如果您按照@Ilya V. Schurov@Cam T的回答方式仍然错过附件,原因是电子邮件结构可能基于mimeType而不同。

这个答案的启发,这是我解决问题的方法。

import base64
from apiclient import errors

def GetAttachments(service, user_id, msg_id, store_dir=""):
    """Get and store attachment from Message with given id.
        Args:
            service: Authorized Gmail API service instance.
            user_id: User's email address. The special value "me"
                can be used to indicate the authenticated user.
            msg_id: ID of Message containing attachment.
            store_dir: The directory used to store attachments.
    """
    try:
        message = service.users().messages().get(userId=user_id, id=msg_id).execute()
        parts = [message['payload']]
        while parts:
            part = parts.pop()
            if part.get('parts'):
                parts.extend(part['parts'])
            if part.get('filename'):
                if 'data' in part['body']:
                    file_data = base64.urlsafe_b64decode(part['body']['data'].encode('UTF-8'))
                    #self.stdout.write('FileData for %s, %s found! size: %s' % (message['id'], part['filename'], part['size']))
                elif 'attachmentId' in part['body']:
                    attachment = service.users().messages().attachments().get(
                        userId=user_id, messageId=message['id'], id=part['body']['attachmentId']
                    ).execute()
                    file_data = base64.urlsafe_b64decode(attachment['data'].encode('UTF-8'))
                    #self.stdout.write('FileData for %s, %s found! size: %s' % (message['id'], part['filename'], attachment['size']))
                else:
                    file_data = None
                if file_data:
                    #do some staff, e.g.
                    path = ''.join([store_dir, part['filename']])
                    with open(path, 'w') as f:
                        f.write(file_data)
    except errors.HttpError as error:
        print 'An error occurred: %s' % error

你是如何处理那些丢失的附件的?我只看到一个 file_data = None,然后什么也没做。 - gdvalderrama
看一下 while 语句,这是区别所在。最后的 else: file_data = None 只是为了代码安全。 - Todor
1
啊,我明白了,区别在于你还处理了最上层的数据(payload['body']['data']),而其他答案只关注了部分中的主体(payload['parts'])。 - gdvalderrama
1
'wb' 而不是 'w' - CodeFarmer
我能够使用您的方法下载PDF附件,但是当我打开这些PDF时,它们无法打开。我收到错误消息:“打开此文档时出错。文件已损坏,无法修复”。 - KawaiKx

9

我测试了以上代码,但并没有起作用。对于其他帖子,我更新了一些内容。WriteFileError

    import base64
    from apiclient import errors


    def GetAttachments(service, user_id, msg_id, prefix=""):
       """Get and store attachment from Message with given id.

       Args:
       service: Authorized Gmail API service instance.
       user_id: User's email address. The special value "me"
       can be used to indicate the authenticated user.
       msg_id: ID of Message containing attachment.
       prefix: prefix which is added to the attachment filename on saving
       """
       try:
           message = service.users().messages().get(userId=user_id, id=msg_id).execute()

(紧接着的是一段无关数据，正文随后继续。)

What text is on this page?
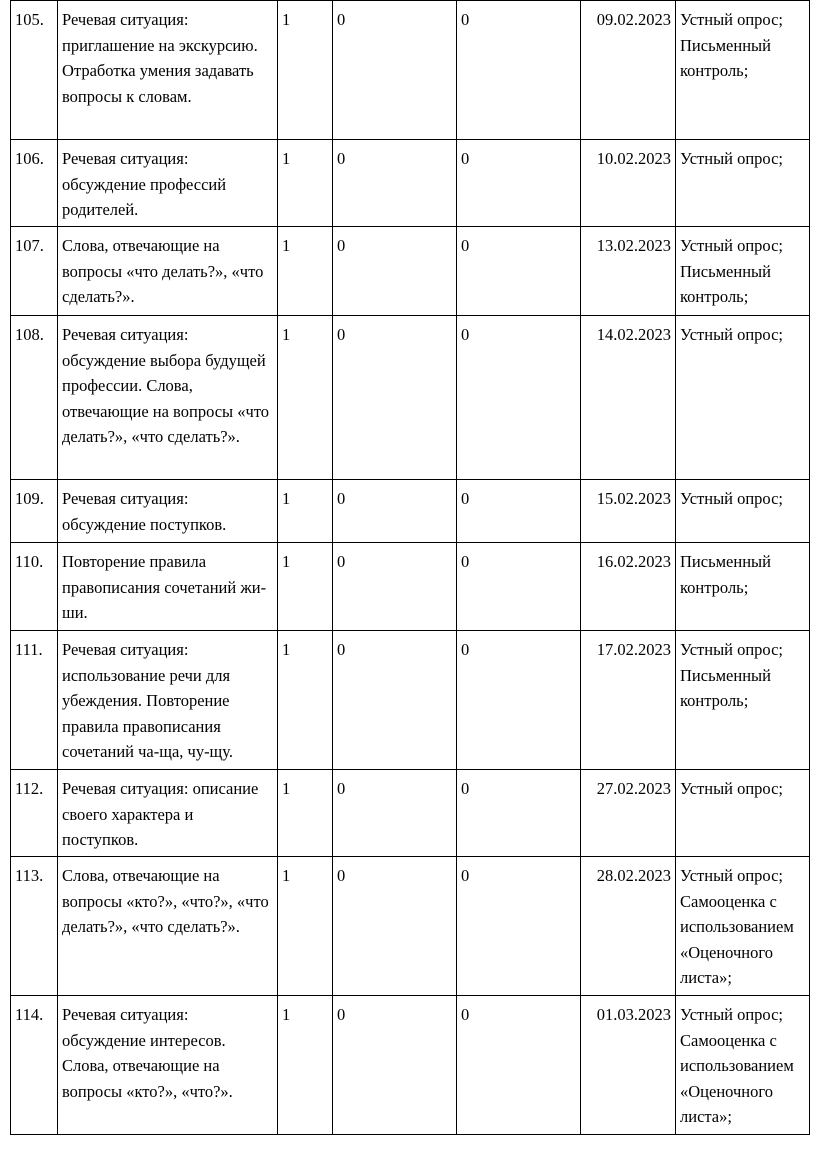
105.	Речевая ситуация: приглашение на экскурсию. Отработка умения задавать вопросы к словам.	1	0	0	09.02.2023	Устный опрос; Письменный контроль;
106.	Речевая ситуация: обсуждение профессий родителей.	1	0	0	10.02.2023	Устный опрос;
107.	Слова, отвечающие на вопросы «что делать?», «что сделать?».	1	0	0	13.02.2023	Устный опрос; Письменный контроль;
108.	Речевая ситуация: обсуждение выбора будущей профессии. Слова, отвечающие на вопросы «что делать?», «что сделать?».	1	0	0	14.02.2023	Устный опрос;
109.	Речевая ситуация: обсуждение поступков.	1	0	0	15.02.2023	Устный опрос;
110.	Повторение правила правописания сочетаний жи-ши.	1	0	0	16.02.2023	Письменный контроль;
111.	Речевая ситуация: использование речи для убеждения. Повторение правила правописания сочетаний ча-ща, чу-щу.	1	0	0	17.02.2023	Устный опрос; Письменный контроль;
112.	Речевая ситуация: описание своего характера и поступков.	1	0	0	27.02.2023	Устный опрос;
113.	Слова, отвечающие на вопросы «кто?», «что?», «что делать?», «что сделать?».	1	0	0	28.02.2023	Устный опрос; Самооценка с использованием «Оценочного листа»;
114.	Речевая ситуация: обсуждение интересов. Слова, отвечающие на вопросы «кто?», «что?».	1	0	0	01.03.2023	Устный опрос; Самооценка с использованием «Оценочного листа»;
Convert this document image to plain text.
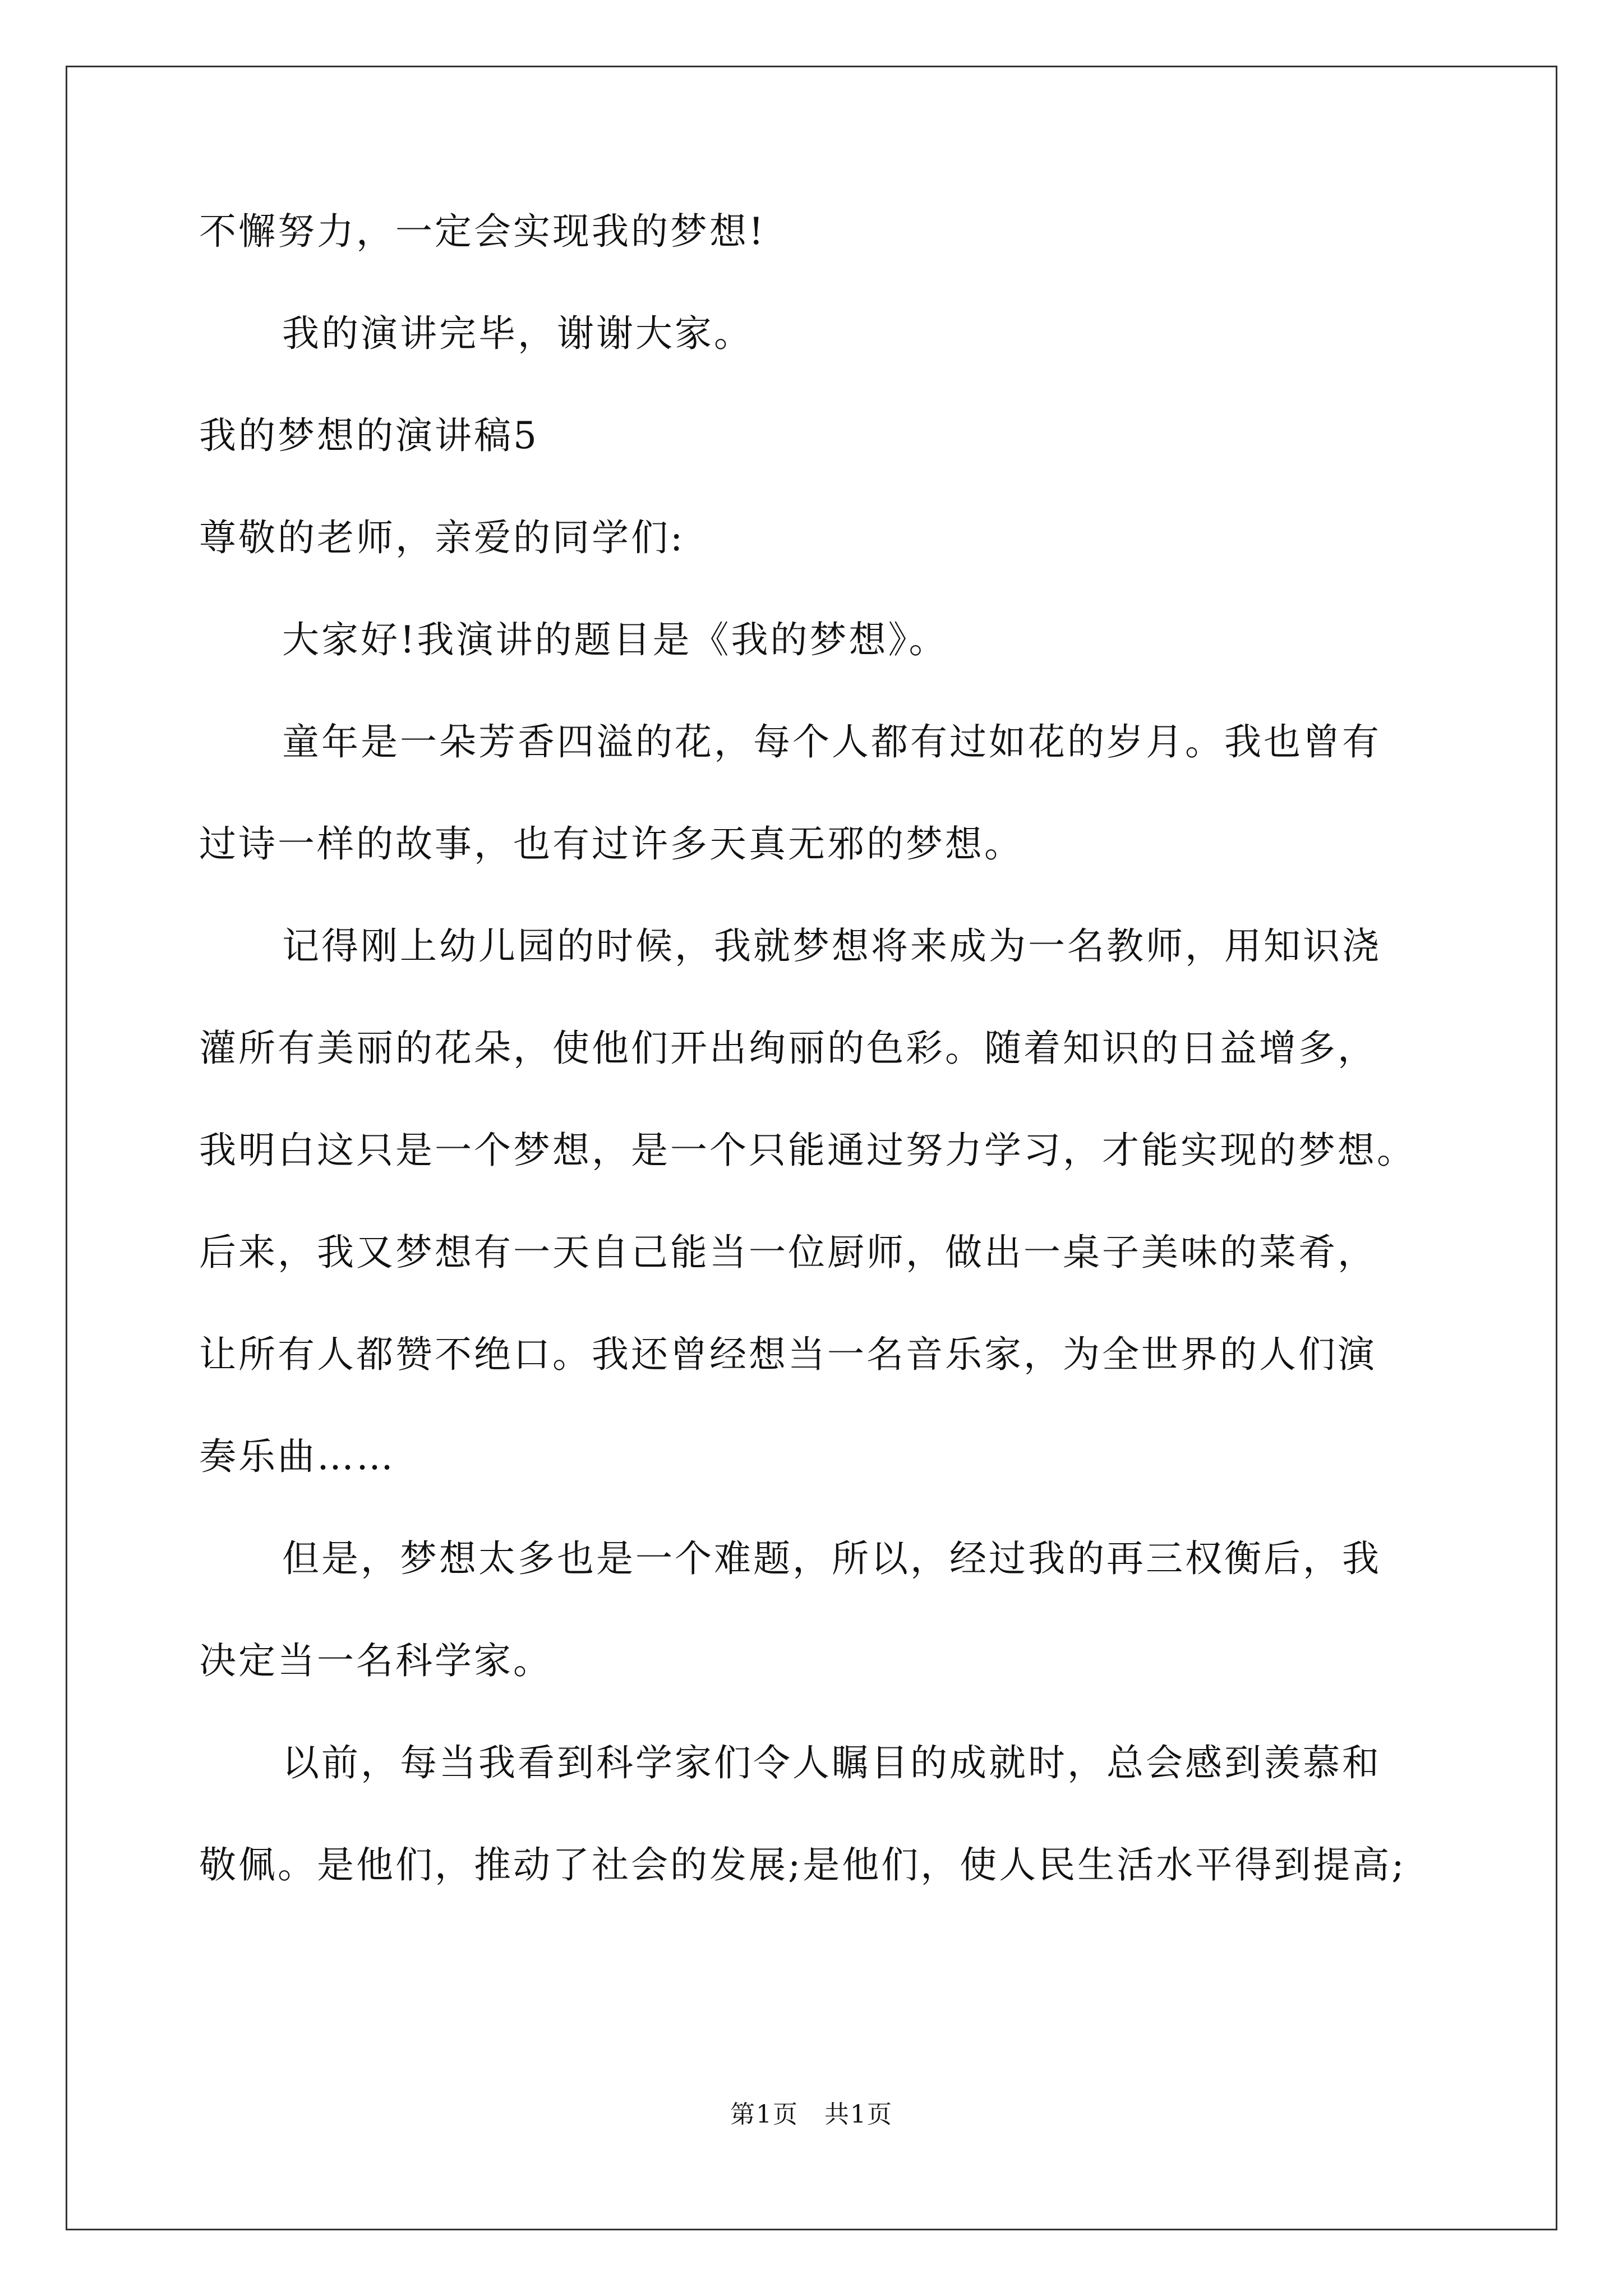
不懈努力，一定会实现我的梦想!
我的演讲完毕，谢谢大家。
我的梦想的演讲稿5
尊敬的老师，亲爱的同学们:
大家好!我演讲的题目是《我的梦想》。
童年是一朵芳香四溢的花，每个人都有过如花的岁月。我也曾有
过诗一样的故事，也有过许多天真无邪的梦想。
记得刚上幼儿园的时候，我就梦想将来成为一名教师，用知识浇
灌所有美丽的花朵，使他们开出绚丽的色彩。随着知识的日益增多，
我明白这只是一个梦想，是一个只能通过努力学习，才能实现的梦想。
后来，我又梦想有一天自己能当一位厨师，做出一桌子美味的菜肴，
让所有人都赞不绝口。我还曾经想当一名音乐家，为全世界的人们演
奏乐曲……
但是，梦想太多也是一个难题，所以，经过我的再三权衡后，我
决定当一名科学家。
以前，每当我看到科学家们令人瞩目的成就时，总会感到羡慕和
敬佩。是他们，推动了社会的发展;是他们，使人民生活水平得到提高;
第1页　共1页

           for part in message['payload'].get('parts', ''):
              if part['filename']:
                  if 'data' in part['body']:
                     data=part['body']['data']
                  else:
                     att_id=part['body']['attachmentId']
                     att=service.users().messages().attachments().get(userId=user_id, messageId=msg_id,id=att_id).execute()
                     data=att['data']
            file_data = base64.urlsafe_b64decode(data.encode('UTF-8'))
            path = prefix+part['filename']

            with open(path, 'wb') as f:
                f.write(file_data)

        except errors.HttpError as error:
            print('An error occurred: %s' % error)

此实现解决了问题:TypeError: write()参数必须是str,而不是bytes。 - Regis Albuquerque

4

这绝对是users()

响应消息的格式很大程度上取决于您使用的格式参数。如果您使用默认值(FULL),那么部分将具有part ['body'] ['data'] 或者在数据很大时会有一个attachment_id字段,您可以将其传递给messages().attachments().get()

如果您查看附件文档,您将会看到以下内容: https://developers.google.com/gmail/api/v1/reference/users/messages/attachments

(如果在主消息文档页面上也提到了这一点,那就更好了。)


4

感谢@Ilya V. Schurov@Todor的回答。即使搜索相同的字符串,仍然可能会错过具有附件和没有附件的邮件。以下是我获取包含附件和不包含附件的邮件正文的方法。

def get_attachments(service, msg_id):
try:
    message = service.users().messages().get(userId='me', id=msg_id).execute()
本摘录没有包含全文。